Now let’s move away from experts and specialists and reflect on certain basic but vital things that we are not doing right. We have not been learning lessons from life and experience. We are so busy trying to “go international” (or intensely “national”) that we are forgetting that our primary duty is to provide a safe, clean and happy environment to our children. Instead, we are constantly crunching numbers, changing textbooks and syllabuses and tampering with the curriculum. Anyway, even with all this frenzied activity, we are almost at the bottom of the heap in world rankings where the quality of education is concerned. As for sending all our children to school — that is still a distant dream. And we have no excuse for this poor showing. But we haven’t learnt a thing from these dismal failures. Like ill-programmed robots, we are going on doing more and more of the same and are inevitably coming to grief.

What exactly are the lessons that we should have learnt by now?

Simply, that too many tests and exams do not improve the quality of education. As has been said before, merely measuring a person repeatedly doesn’t increase his or her height. Besides, most of our exams are so content-based that the student feels bored and burdened. Yet as a people we have made a fetish of exams and exam results. Every single year the country is shocked, angered and grieved by the spate of exam-related suicides by schoolchildren. Yet we go on feting and parading board examination “toppers” who have largely spent their senior school years running from coaching centres to private tutors.
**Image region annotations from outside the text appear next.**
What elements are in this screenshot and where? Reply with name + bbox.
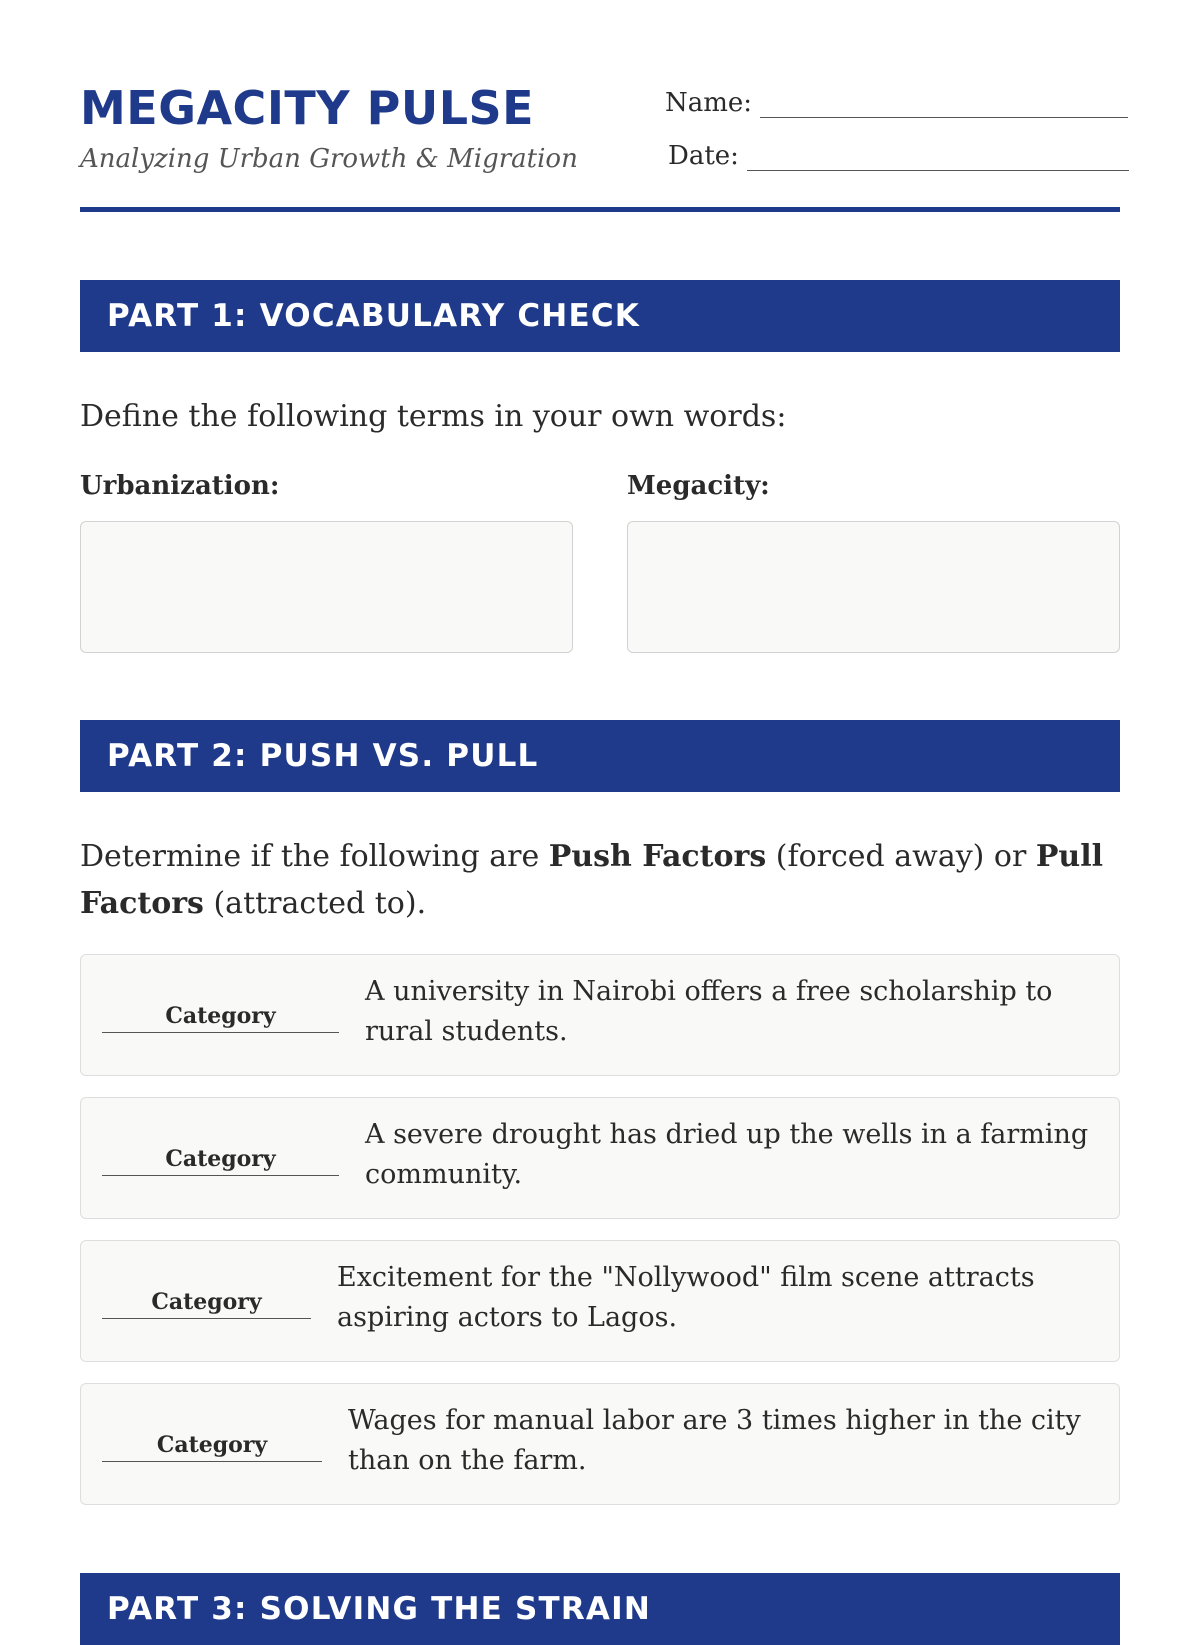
header-divider [80, 207, 1120, 212]
part2-instructions [80, 833, 1120, 927]
factor-row [80, 1383, 1120, 1505]
megacity-answer-box[interactable] [627, 521, 1120, 653]
pull-factors-term: Pull Factors [80, 839, 1104, 921]
pull-factors-desc: (attracted to). [203, 886, 427, 921]
factor-row [80, 1240, 1120, 1362]
part1-instructions: Define the following terms in your own words: [80, 399, 787, 434]
name-label: Name: [665, 88, 753, 118]
name-field [665, 88, 1128, 118]
factor-statement: A severe drought has dried up the wells in a farming community. [365, 1119, 1089, 1190]
part1-heading: PART 1: VOCABULARY CHECK [80, 280, 1120, 352]
name-blank[interactable] [760, 91, 1128, 118]
date-blank[interactable] [747, 144, 1129, 171]
worksheet-page [80, 0, 1120, 1627]
push-factors-desc: (forced away) or [766, 839, 1036, 874]
category-blank[interactable]: Category [102, 1286, 311, 1319]
part2-instructions-prefix: Determine if the following are [80, 839, 549, 874]
factor-statement: Wages for manual labor are 3 times higher in the city than on the farm. [348, 1405, 1081, 1476]
urbanization-answer-box[interactable] [80, 521, 573, 653]
category-blank[interactable]: Category [102, 1143, 339, 1176]
worksheet-header [80, 80, 1120, 210]
vocab-label-urbanization: Urbanization: [80, 471, 280, 501]
category-blank[interactable]: Category [102, 1429, 322, 1462]
factor-statement: A university in Nairobi offers a free scholarship to rural students. [365, 976, 1053, 1047]
date-field [668, 141, 1129, 171]
factor-row [80, 1097, 1120, 1219]
date-label: Date: [668, 141, 739, 171]
part3-heading: PART 3: SOLVING THE STRAIN [80, 1573, 1120, 1645]
worksheet-title: MEGACITY PULSE [80, 81, 535, 135]
worksheet-subtitle: Analyzing Urban Growth & Migration [80, 144, 578, 174]
factor-statement: Excitement for the "Nollywood" film scene attracts aspiring actors to Lagos. [337, 1262, 1035, 1333]
category-blank[interactable]: Category [102, 1000, 339, 1033]
factor-row [80, 954, 1120, 1076]
part2-heading: PART 2: PUSH VS. PULL [80, 720, 1120, 792]
push-factors-term: Push Factors [548, 839, 767, 874]
vocab-label-megacity: Megacity: [627, 471, 770, 501]
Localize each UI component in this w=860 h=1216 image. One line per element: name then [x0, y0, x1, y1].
Where is the time to read for pleasure or the time to play for fun? These mindless examinations that start as early as the primary level and the deadly competition that goes with them are just poisoning young minds instead of producing thinkers, innovators, inventors or even happy, stable people. In order to give children a happier and relatively stress-free school life, it does not mean that studies or activities can’t be challenging. On the contrary, children flourish in a stimulating environment.

Moreover, there is no need to dilute standards to provide a healthy learning environment. It is the method of assessment that must be designed creatively and intelligently. But then there are too many complications and too many lobbies, and our children are caught in this web.
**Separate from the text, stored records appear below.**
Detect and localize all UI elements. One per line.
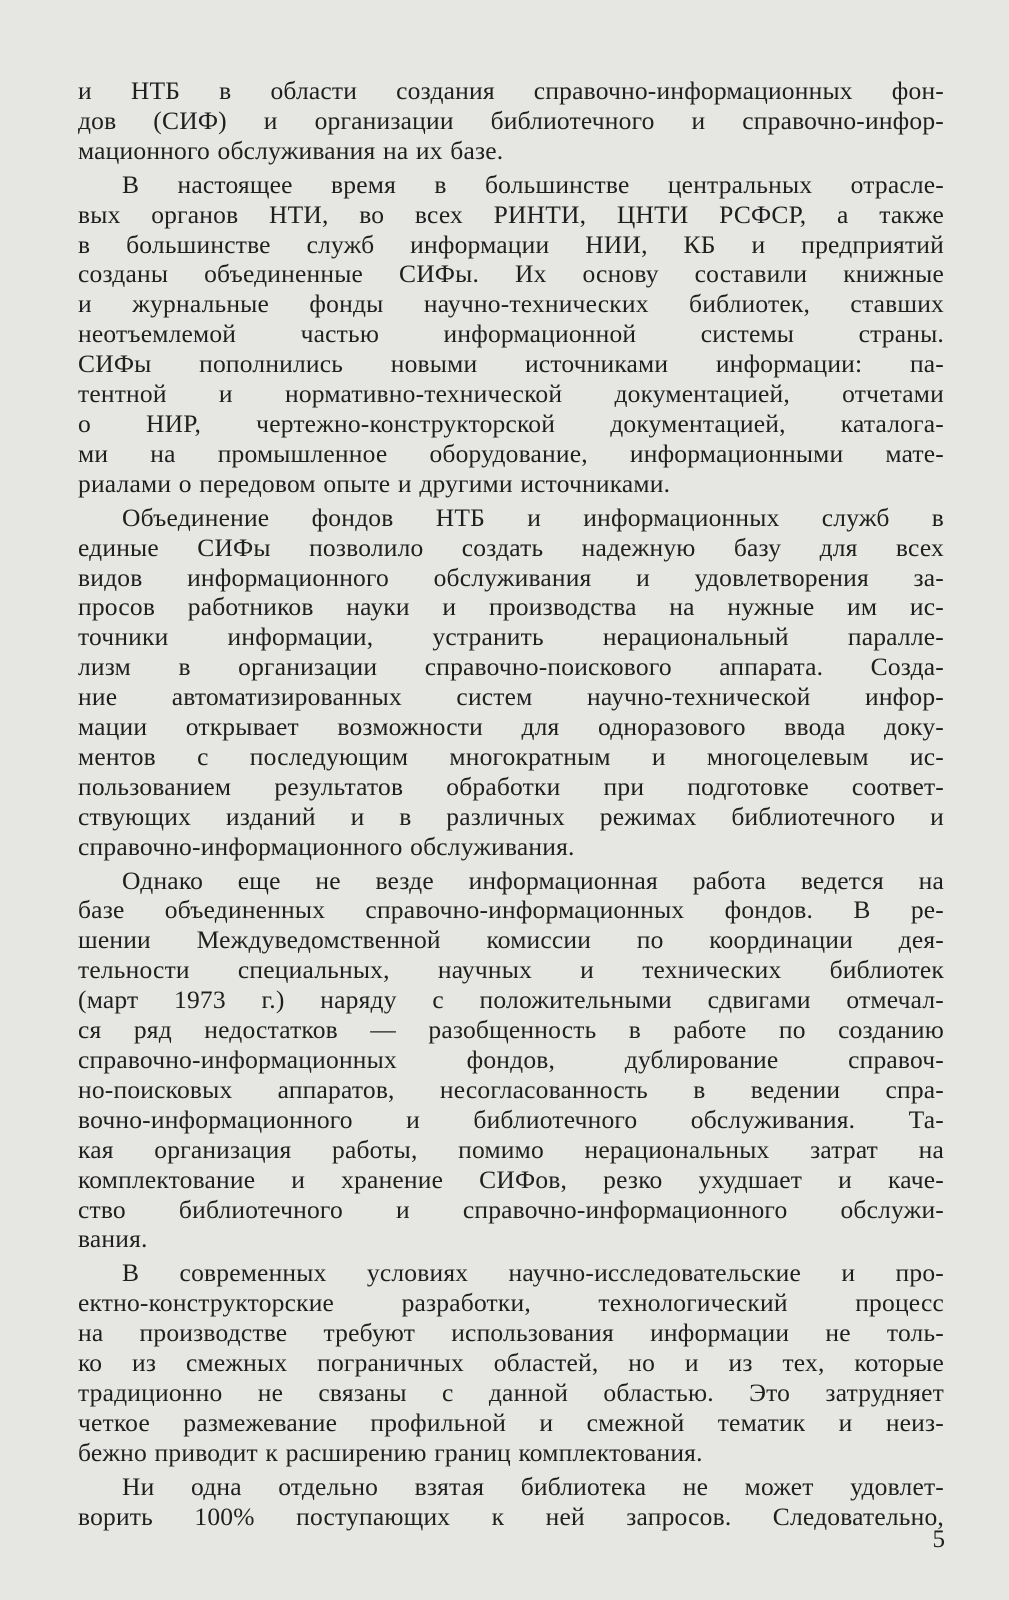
text-line: ментов с последующим многократным и многоцелевым ис- (78, 741, 944, 771)
text-line: ми на промышленное оборудование, информационными мате- (78, 438, 944, 468)
text-line: Объединение фондов НТБ и информационных служб в (122, 502, 944, 532)
text-line: шении Междуведомственной комиссии по координации дея- (78, 925, 944, 955)
text-line: (март 1973 г.) наряду с положительными сдвигами отмечал- (78, 985, 944, 1015)
text-line: но-поисковых аппаратов, несогласованность в ведении спра- (78, 1074, 944, 1104)
text-line: четкое размежевание профильной и смежной тематик и неиз- (78, 1407, 944, 1437)
text-line: ся ряд недостатков — разобщенность в работе по созданию (78, 1015, 944, 1045)
text-line: ство библиотечного и справочно-информационного обслужи- (78, 1194, 944, 1224)
text-line: тентной и нормативно-технической документацией, отчетами (78, 379, 944, 409)
text-line: о НИР, чертежно-конструкторской документацией, каталога- (78, 408, 944, 438)
text-line: на производстве требуют использования информации не толь- (78, 1318, 944, 1348)
text-line: и НТБ в области создания справочно-информационных фон- (78, 76, 944, 105)
text-line: просов работников науки и производства на нужные им ис- (78, 592, 944, 622)
text-line: Однако еще не везде информационная работа ведется на (122, 865, 944, 895)
text-line: справочно-информационных фондов, дублирование справоч- (78, 1045, 944, 1074)
text-line: дов (СИФ) и организации библиотечного и справочно-инфор- (78, 105, 944, 135)
page-body (78, 76, 944, 1536)
text-line: мации открывает возможности для одноразового ввода доку- (78, 712, 944, 742)
text-line: вых органов НТИ, во всех РИНТИ, ЦНТИ РСФСР, а также (78, 199, 944, 229)
text-line: вания. (78, 1224, 148, 1254)
text-line: ектно-конструкторские разработки, технологический процесс (78, 1288, 944, 1318)
text-line: ствующих изданий и в различных режимах библиотечного и (78, 801, 944, 831)
text-line: ние автоматизированных систем научно-технической инфор- (78, 682, 944, 712)
text-line: неотъемлемой частью информационной системы страны. (78, 319, 944, 349)
text-line: В современных условиях научно-исследовательские и про- (122, 1258, 944, 1288)
paragraph (78, 170, 944, 499)
text-line: тельности специальных, научных и технических библиотек (78, 955, 944, 985)
text-line: и журнальные фонды научно-технических библиотек, ставших (78, 289, 944, 319)
text-line: точники информации, устранить нерациональный паралле- (78, 622, 944, 652)
text-line: единые СИФы позволило создать надежную базу для всех (78, 532, 944, 562)
text-line: пользованием результатов обработки при подготовке соответ- (78, 771, 944, 801)
text-line: мационного обслуживания на их базе. (78, 135, 504, 165)
paragraph (78, 1472, 944, 1532)
text-line: бежно приводит к расширению границ комплектования. (78, 1437, 703, 1467)
page-number: 5 (932, 1526, 945, 1553)
text-line: СИФы пополнились новыми источниками информации: па- (78, 349, 944, 379)
text-line: вочно-информационного и библиотечного обслуживания. Та- (78, 1104, 944, 1134)
text-line: базе объединенных справочно-информационных фондов. В ре- (78, 895, 944, 925)
paragraph (78, 1258, 944, 1467)
text-line: Ни одна отдельно взятая библиотека не может удовлет- (122, 1471, 944, 1501)
text-line: ко из смежных пограничных областей, но и из тех, которые (78, 1348, 944, 1378)
text-line: комплектование и хранение СИФов, резко ухудшает и каче- (78, 1164, 944, 1194)
text-line: лизм в организации справочно-поискового аппарата. Созда- (78, 652, 944, 682)
paragraph (78, 76, 944, 166)
text-line: кая организация работы, помимо нерациональных затрат на (78, 1134, 944, 1164)
text-line: традиционно не связаны с данной областью. Это затрудняет (78, 1377, 944, 1407)
paragraph (78, 503, 944, 862)
text-line: справочно-информационного обслуживания. (78, 831, 575, 861)
text-line: В настоящее время в большинстве центральных отрасле- (122, 169, 944, 199)
text-line: ворить 100% поступающих к ней запросов. Следовательно, (78, 1501, 944, 1531)
text-line: видов информационного обслуживания и удовлетворения за- (78, 562, 944, 592)
paragraph (78, 866, 944, 1255)
text-line: в большинстве служб информации НИИ, КБ и предприятий (78, 229, 944, 259)
text-line: риалами о передовом опыте и другими источниками. (78, 468, 671, 498)
text-line: созданы объединенные СИФы. Их основу составили книжные (78, 259, 944, 289)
It is high time that the powers that be sat up and began overhauling our examination system. This single act will automatically bring about a salutary change in teaching and learning approaches across the land.
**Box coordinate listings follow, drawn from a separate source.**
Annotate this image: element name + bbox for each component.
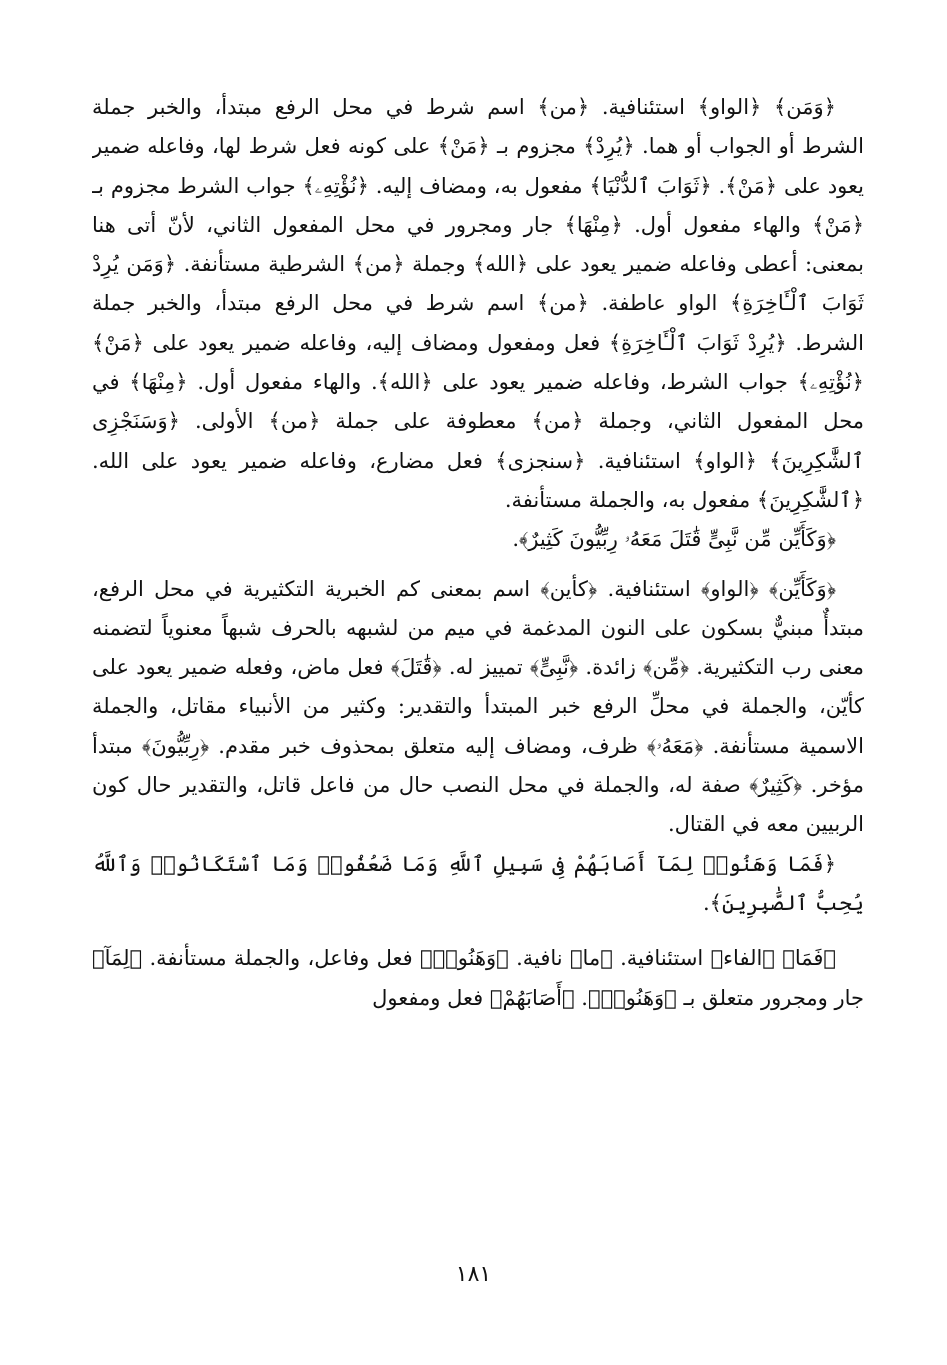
- paragraph-2: ﴿وَكَأَيِّن﴾ ﴿الواو﴾ استئنافية. ﴿كأين﴾ اسم بمعنى كم الخبرية التكثيرية في محل الرفع، مبتدأٌ مبنيٌّ بسكون على النون المدغمة في ميم من لشبهه بالحرف شبهاً معنوياً لتضمنه معنى رب التكثيرية. ﴿مِّن﴾ زائدة. ﴿نَّبِىٍّ﴾ تمييز له. ﴿قَٰتَلَ﴾ فعل ماض، وفعله ضمير يعود على كأيّن، والجملة في محلِّ الرفع خبر المبتدأ والتقدير: وكثير من الأنبياء مقاتل، والجملة الاسمية مستأنفة. ﴿مَعَهُۥ﴾ ظرف، ومضاف إليه متعلق بمحذوف خبر مقدم. ﴿رِبِّيُّونَ﴾ مبتدأ مؤخر. ﴿كَثِيرٌ﴾ صفة له، والجملة في محل النصب حال من فاعل قاتل، والتقدير حال كون الربيين معه في القتال.: [92, 576, 864, 837]
- page-number: ١٨١: [455, 1262, 492, 1287]
- page-body: [92, 88, 864, 1288]
- verse-2: ﴿فَمَا وَهَنُوا۟ لِمَآ أَصَابَهُمْ فِى سَبِيلِ ٱللَّهِ وَمَا ضَعُفُوا۟ وَمَا ٱسْتَكَانُوا۟ وَٱللَّهُ يُحِبُّ ٱلصَّٰبِرِينَ﴾.: [92, 851, 864, 915]
- paragraph-1: ﴿وَمَن﴾ ﴿الواو﴾ استئنافية. ﴿من﴾ اسم شرط في محل الرفع مبتدأ، والخبر جملة الشرط أو الجواب أو هما. ﴿يُرِدْ﴾ مجزوم بـ ﴿مَنْ﴾ على كونه فعل شرط لها، وفاعله ضمير يعود على ﴿مَنْ﴾. ﴿ثَوَابَ ٱلدُّنْيَا﴾ مفعول به، ومضاف إليه. ﴿نُؤْتِهِۦ﴾ جواب الشرط مجزوم بـ ﴿مَنْ﴾ والهاء مفعول أول. ﴿مِنْهَا﴾ جار ومجرور في محل المفعول الثاني، لأنّ أتى هنا بمعنى: أعطى وفاعله ضمير يعود على ﴿الله﴾ وجملة ﴿من﴾ الشرطية مستأنفة. ﴿وَمَن يُرِدْ ثَوَابَ ٱلْـَٔاخِرَةِ﴾ الواو عاطفة. ﴿من﴾ اسم شرط في محل الرفع مبتدأ، والخبر جملة الشرط. ﴿يُرِدْ ثَوَابَ ٱلْـَٔاخِرَةِ﴾ فعل ومفعول ومضاف إليه، وفاعله ضمير يعود على ﴿مَنْ﴾ ﴿نُؤْتِهِۦ﴾ جواب الشرط، وفاعله ضمير يعود على ﴿الله﴾. والهاء مفعول أول. ﴿مِنْهَا﴾ في محل المفعول الثاني، وجملة ﴿من﴾ معطوفة على جملة ﴿من﴾ الأولى. ﴿وَسَنَجْزِى ٱلشَّٰكِرِينَ﴾ ﴿الواو﴾ استئنافية. ﴿سنجزى﴾ فعل مضارع، وفاعله ضمير يعود على الله. ﴿ٱلشَّٰكِرِينَ﴾ مفعول به، والجملة مستأنفة.: [92, 95, 864, 512]
- paragraph-3: ﴿فَمَا﴾ ﴿الفاء﴾ استئنافية. ﴿ما﴾ نافية. ﴿وَهَنُوا۟﴾ فعل وفاعل، والجملة مستأنفة. ﴿لِمَآ﴾ جار ومجرور متعلق بـ ﴿وَهَنُوا۟﴾. ﴿أَصَابَهُمْ﴾ فعل ومفعول: [92, 946, 864, 1010]
- verse-1: ﴿وَكَأَيِّن مِّن نَّبِىٍّ قَٰتَلَ مَعَهُۥ رِبِّيُّونَ كَثِيرٌ﴾.: [512, 527, 836, 552]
However, it is also imperative for parents to do their bit as well. They must choose between a happy, curious, stable child and a performing automaton whom they can boast about. We see more and more physically debilitated and mentally disturbed children in our schools every year, so let parents stop making absurd demands on their children that they should be superstars in every field. In fact, suddenly in the current scenario, ordinariness seems rather refreshing. Many an “ordinary” child has shown the world what he or she can achieve in time.

We have been used to children cheating in tests, changing their grades in their report cards and forging their guardians’ signatures to prevent “scenes” at home. And we have known for a while that children can take their own lives because of the dread that their poor exam results would disappoint, displease or disgrace their parents. Now we know that a child can also kill in order to manipulate these circumstances.

How many more wake-up calls do we need to get down to remedying matters?